De início, duas idéias me vêm à mente quando tento distinguir, para relacionar, o ato da leitura do gesto da escrita: a idéia de movimento e a idéia de permanência. É como se a leitura tivesse mais a ver com a impulsão provocada pelo desafio de desvelar o desconhecido e a escrita estivesse mais vinculada à reflexão, para poder decantar, filtrar o pensamento e aperfeiçoá-lo. Em termos diferenciados, ambos supõem uma intervenção pessoal, uma vontade.

A impulsão da leitura está impregnada pelo desafio de decifrar, descobrir, descobrir-se, confrontar-se, decobrir o outro que escreve; compreender os fenômenos, as leis, as virtudes; detectar o passado, o presente e o futuro; flagrar os acontecimentos. E, a partir daí, articular uma síntese, interiorizar a informação, subjetivar.

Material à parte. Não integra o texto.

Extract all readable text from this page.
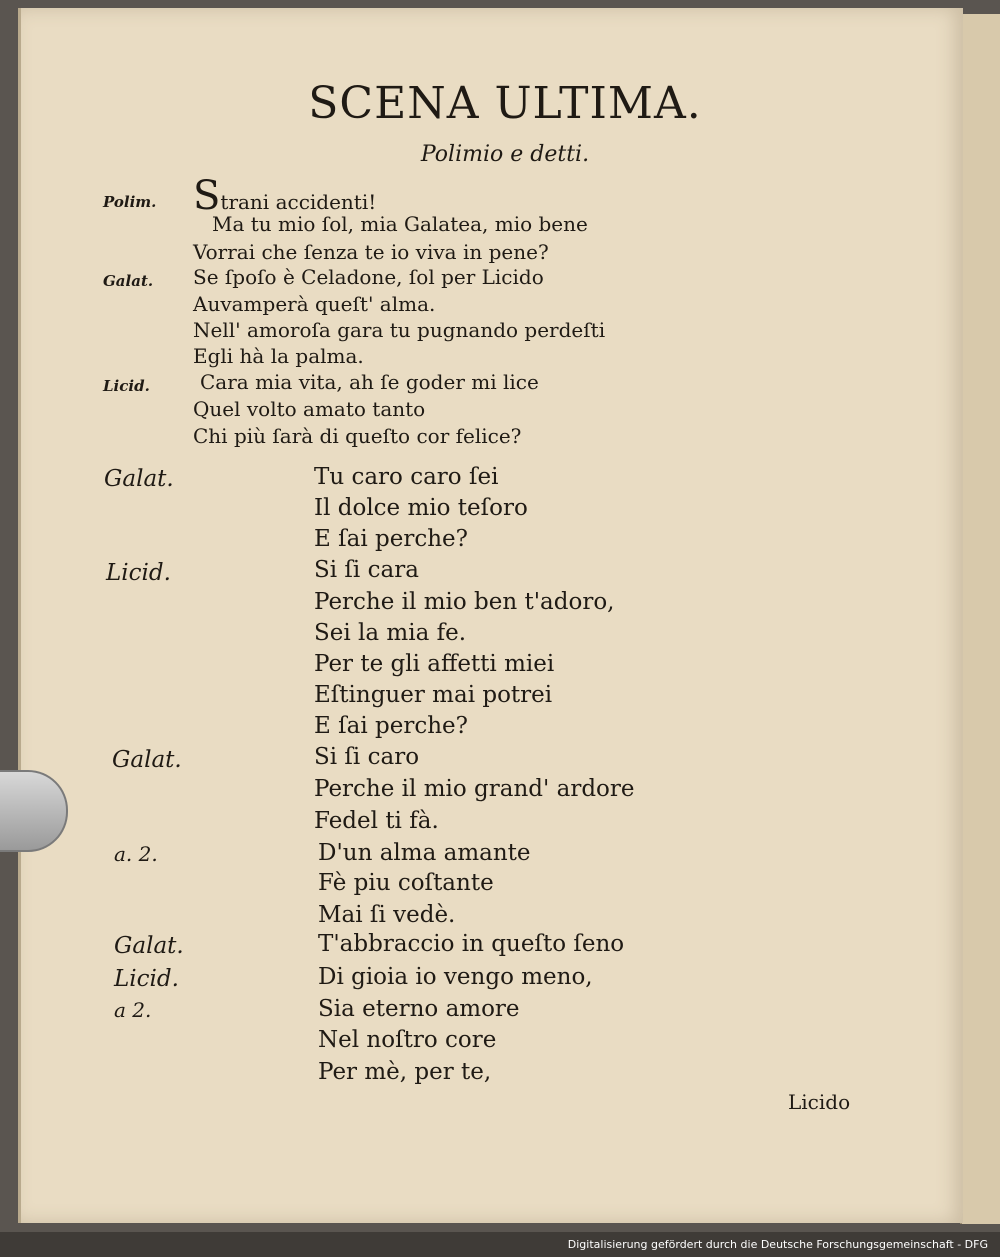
SCENA ULTIMA.
Polimio e detti.
Polim. Strani accidenti!
Ma tu mio ſol, mia Galatea, mio bene
Vorrai che ſenza te io viva in pene?
Galat. Se ſpoſo è Celadone, ſol per Licido
Auvamperà queſt' alma.
Nell' amoroſa gara tu pugnando perdeſti
Egli hà la palma.
Licid.	Cara mia vita, ah ſe goder mi lice
Quel volto amato tanto
Chi più ſarà di queſto cor felice?
Galat.	Tu caro caro ſei
Il dolce mio teſoro
E ſai perche?
Licid.	Si ſi cara
Perche il mio ben t'adoro,
Sei la mia fe.
Per te gli affetti miei
Eſtinguer mai potrei
E ſai perche?
Galat.	Si ſi caro
Perche il mio grand' ardore
Fedel ti fà.
a. 2.	D'un alma amante
Fè piu coſtante
Mai ſi vedè.
Galat.	T'abbraccio in queſto ſeno
Licid.	Di gioia io vengo meno,
a 2.	Sia eterno amore
Nel noſtro core
Per mè, per te,
Licido
Digitalisierung gefördert durch die Deutsche Forschungsgemeinschaft - DFG
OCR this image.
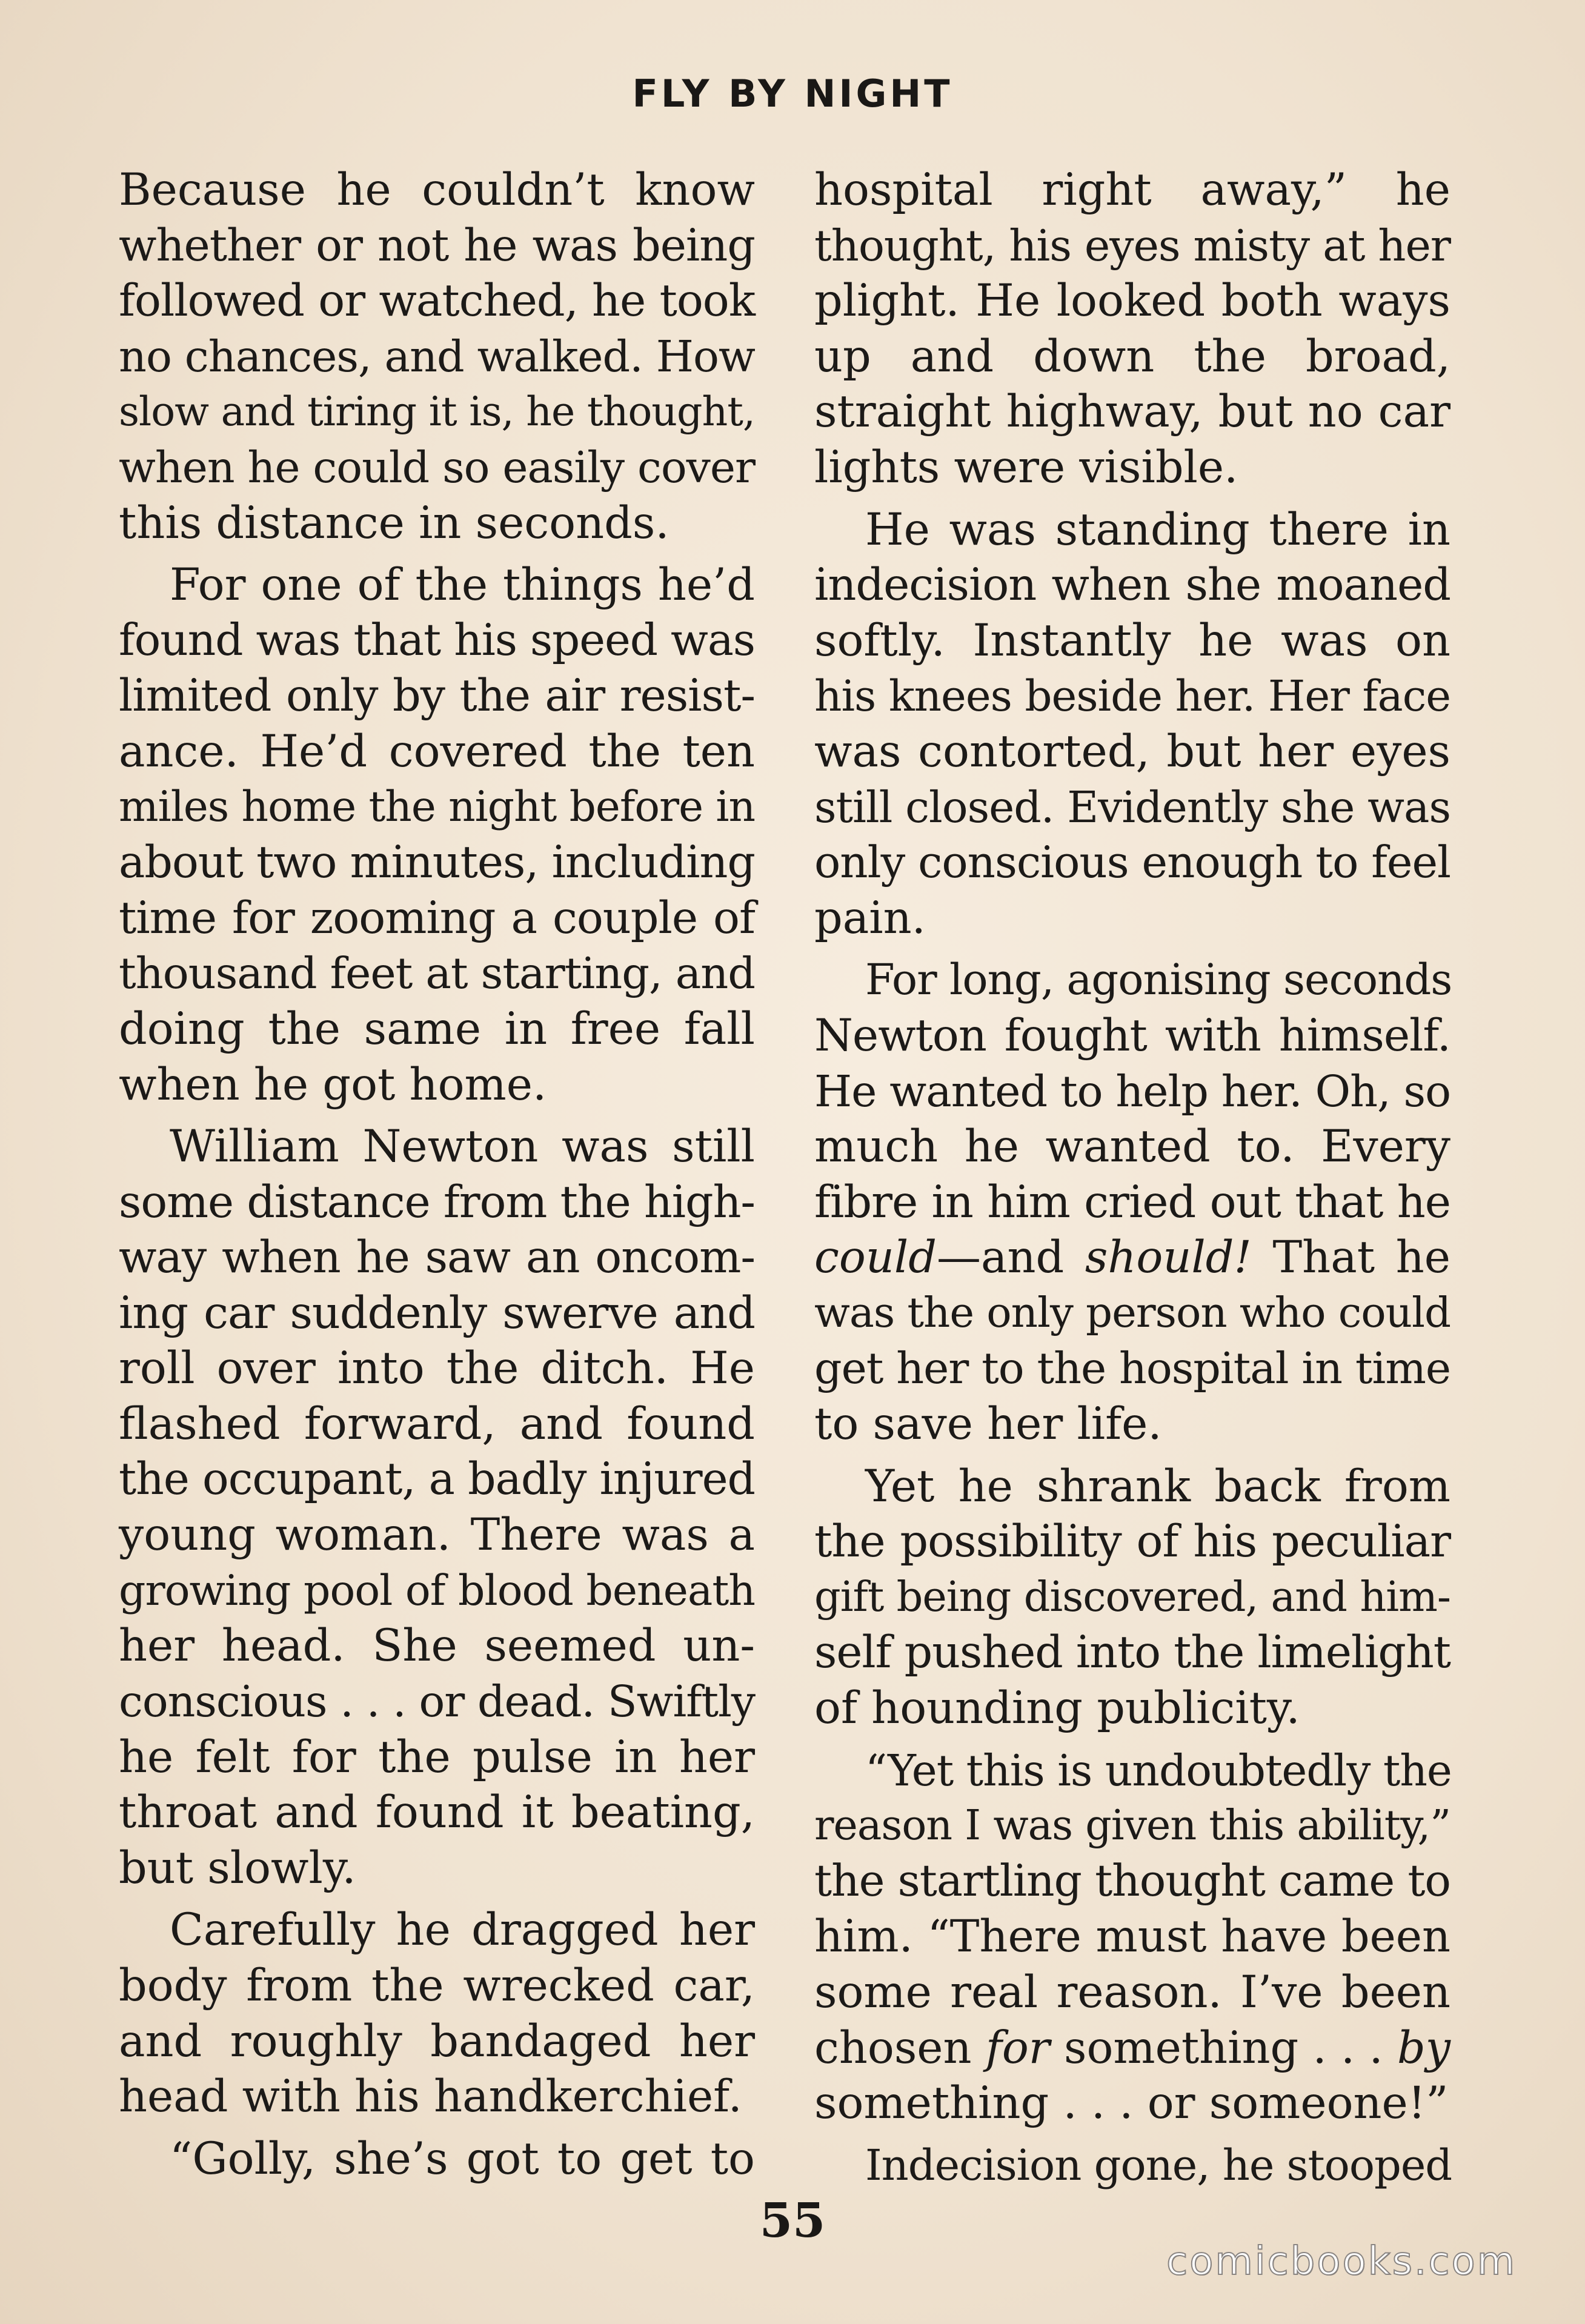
FLY BY NIGHT
Because he couldn’t know
whether or not he was being
followed or watched, he took
no chances, and walked. How
slow and tiring it is, he thought,
when he could so easily cover
this distance in seconds.
For one of the things he’d
found was that his speed was
limited only by the air resist-
ance. He’d covered the ten
miles home the night before in
about two minutes, including
time for zooming a couple of
thousand feet at starting, and
doing the same in free fall
when he got home.
William Newton was still
some distance from the high-
way when he saw an oncom-
ing car suddenly swerve and
roll over into the ditch. He
flashed forward, and found
the occupant, a badly injured
young woman. There was a
growing pool of blood beneath
her head. She seemed un-
conscious . . . or dead. Swiftly
he felt for the pulse in her
throat and found it beating,
but slowly.
Carefully he dragged her
body from the wrecked car,
and roughly bandaged her
head with his handkerchief.
“Golly, she’s got to get to
hospital right away,” he
thought, his eyes misty at her
plight. He looked both ways
up and down the broad,
straight highway, but no car
lights were visible.
He was standing there in
indecision when she moaned
softly. Instantly he was on
his knees beside her. Her face
was contorted, but her eyes
still closed. Evidently she was
only conscious enough to feel
pain.
For long, agonising seconds
Newton fought with himself.
He wanted to help her. Oh, so
much he wanted to. Every
fibre in him cried out that he
could—and should! That he
was the only person who could
get her to the hospital in time
to save her life.
Yet he shrank back from
the possibility of his peculiar
gift being discovered, and him-
self pushed into the limelight
of hounding publicity.
“Yet this is undoubtedly the
reason I was given this ability,”
the startling thought came to
him. “There must have been
some real reason. I’ve been
chosen for something . . . by
something . . . or someone!”
Indecision gone, he stooped
55
comicbooks.com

Escrever, no entanto, já pressupõe uma decisão de registrar, revelar seu pensamento, arriscar seu ponto de vista, seu sentimento, de modo que ele possa se tornar visível e até público. Assim, você cria condições para que a sua palavra ganhe permanência.

Aí, tudo recomeça porque você abre a possibilidade de se re-ler e se re-lendo você também se move internamente, se conhece mais e se re-escreve. E, no fim, tudo faz parte de um grande movimento com momentos de impulsão e momentos de reflexão que vão se modificando mutuamente, ampliando a sua sensibilidade e oferecendo mais condições de apreender o que se passa.

Isso para dizer que não acreditamos que uma pessoa não se sinta atingida pelo desejo ou pela carência de ler; ou pela convocação de escrever, escrever-se, de se dizer para o outro.

É preciso continuar a descobrir, conhecer e conhecer-se mais, para melhor organizar os nossos espaços e cuidar para que as relações que nos regem correspondam à nossa dignidade e administrem a nossa liberdade de crescer.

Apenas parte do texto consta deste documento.